平成25年度の伊勢湾横断ガスパイプラインの運用開始に伴い、当社の四日市工場に新型液ガス式熱量調整装置「AtoMS」の実用初号機を設置しました。

表1.「AtoMS」初号機の仕様

項 目 仕 様
型式 液ガス式熱量調整装置
設計圧力 7.0 MPa
運転圧力 約2.5 MPa(当初)
運転流量 7,000~140,000 m3N/h(13A流量)
配管口径 NG/13A:14~16B /LPG:3B
写真2.「AtoMS」初号機の外観

写真2.「AtoMS」初号機の外観

開発の効果

「AtoMS」の採用により、次のような効果が得られています。

(1)工場運用性および送ガス品質の向上

  • 大小ユニット切替運転を行う必要が無いため、ユニット切替時の熱量逸脱リスクを解消しました。
  • 最小運転可能流量が小さいため、設備の起動停止による熱量逸脱リスクを低減しました。
  • すべての運転範囲で低熱量LNGの熱調運転が可能となりました。

(2)建設コストの削減

  • 1ユニット化により、同等性能の従来方式と比較し設備機器点数の削減を図ることができました。
  • ノズルへの異物混入による閉塞のリスクが低減したことにより、配管類の仕様変更が可能となりました。

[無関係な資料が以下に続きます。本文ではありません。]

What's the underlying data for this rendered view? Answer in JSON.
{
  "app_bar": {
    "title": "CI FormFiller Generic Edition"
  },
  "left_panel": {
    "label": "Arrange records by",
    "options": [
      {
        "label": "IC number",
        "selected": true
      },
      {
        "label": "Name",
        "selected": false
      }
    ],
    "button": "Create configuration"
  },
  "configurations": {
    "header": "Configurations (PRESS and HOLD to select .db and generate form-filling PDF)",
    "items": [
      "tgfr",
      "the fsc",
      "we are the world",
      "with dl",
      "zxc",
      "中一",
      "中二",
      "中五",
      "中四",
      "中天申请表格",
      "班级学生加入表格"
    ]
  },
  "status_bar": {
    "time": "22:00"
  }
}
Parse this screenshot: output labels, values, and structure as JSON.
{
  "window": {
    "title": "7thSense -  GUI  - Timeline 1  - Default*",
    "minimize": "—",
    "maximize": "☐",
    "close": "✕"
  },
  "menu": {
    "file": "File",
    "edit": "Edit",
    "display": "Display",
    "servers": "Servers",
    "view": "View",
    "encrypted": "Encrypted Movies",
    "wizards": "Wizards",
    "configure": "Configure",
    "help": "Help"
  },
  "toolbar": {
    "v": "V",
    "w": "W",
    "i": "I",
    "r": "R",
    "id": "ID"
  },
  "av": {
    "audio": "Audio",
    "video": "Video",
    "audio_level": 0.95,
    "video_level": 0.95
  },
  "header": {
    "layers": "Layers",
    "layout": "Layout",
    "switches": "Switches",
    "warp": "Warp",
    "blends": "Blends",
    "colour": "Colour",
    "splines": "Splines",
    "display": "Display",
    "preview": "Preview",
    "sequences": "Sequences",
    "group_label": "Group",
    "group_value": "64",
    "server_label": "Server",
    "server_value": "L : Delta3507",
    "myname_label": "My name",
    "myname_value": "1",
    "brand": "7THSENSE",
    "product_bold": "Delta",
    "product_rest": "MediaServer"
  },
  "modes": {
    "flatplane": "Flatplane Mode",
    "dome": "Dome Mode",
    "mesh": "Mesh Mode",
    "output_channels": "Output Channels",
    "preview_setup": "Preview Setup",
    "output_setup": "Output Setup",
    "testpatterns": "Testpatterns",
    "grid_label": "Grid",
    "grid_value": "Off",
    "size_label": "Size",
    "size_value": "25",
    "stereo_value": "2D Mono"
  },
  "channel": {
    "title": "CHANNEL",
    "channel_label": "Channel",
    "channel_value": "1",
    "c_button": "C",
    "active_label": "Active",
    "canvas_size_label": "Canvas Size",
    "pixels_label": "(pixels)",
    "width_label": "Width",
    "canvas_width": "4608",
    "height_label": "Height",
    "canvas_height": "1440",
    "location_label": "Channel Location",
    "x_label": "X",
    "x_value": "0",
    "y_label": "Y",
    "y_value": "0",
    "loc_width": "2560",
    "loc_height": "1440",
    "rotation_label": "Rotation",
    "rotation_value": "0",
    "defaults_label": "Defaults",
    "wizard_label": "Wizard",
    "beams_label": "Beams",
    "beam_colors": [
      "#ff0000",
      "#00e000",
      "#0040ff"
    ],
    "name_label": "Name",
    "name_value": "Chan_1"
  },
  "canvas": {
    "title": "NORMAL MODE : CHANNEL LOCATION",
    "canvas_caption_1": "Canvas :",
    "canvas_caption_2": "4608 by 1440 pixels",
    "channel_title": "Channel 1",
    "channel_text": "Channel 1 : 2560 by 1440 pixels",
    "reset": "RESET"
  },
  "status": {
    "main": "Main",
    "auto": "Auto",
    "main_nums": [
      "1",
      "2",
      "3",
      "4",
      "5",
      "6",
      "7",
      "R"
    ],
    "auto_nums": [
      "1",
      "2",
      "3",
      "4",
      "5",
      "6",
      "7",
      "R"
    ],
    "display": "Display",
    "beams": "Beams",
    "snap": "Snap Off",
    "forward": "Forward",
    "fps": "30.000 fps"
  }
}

(LPGフィルタからLPGストレーナへの変更、LPGストレーナ下流側のステンレス鋼を炭素鋼に変更)

(3)省スペース化

  • 1ユニット化により、同等性能の従来方式と比較し、建設エリアの削減を図ることができました。
従来方式 AtoMS

図3.設備構成例(上:従来方式、下:AtoMS)

図4.建設スペース比較

図4.建設スペース比較

おわりに

AtoMSは、新技術の開発、優れた性能、他社への採用実績等が高く評価され、平成26年度の日本ガス協会/技術賞の受賞に続き、平成28年には日本ガス協会/技術大賞を受賞しました。
今後、非在来型天然ガス(シェールガス)など低熱量LNGの導入が進むと考えられ、熱調装置の需要はますます高まると予想されます。
こうした中、時間帯によって需要の変化が大きい都市ガスの需要に広範囲の運転範囲で柔軟に対応可能な「AtoMS」は、都市ガスの安定供給に貢献できるものであると考えます。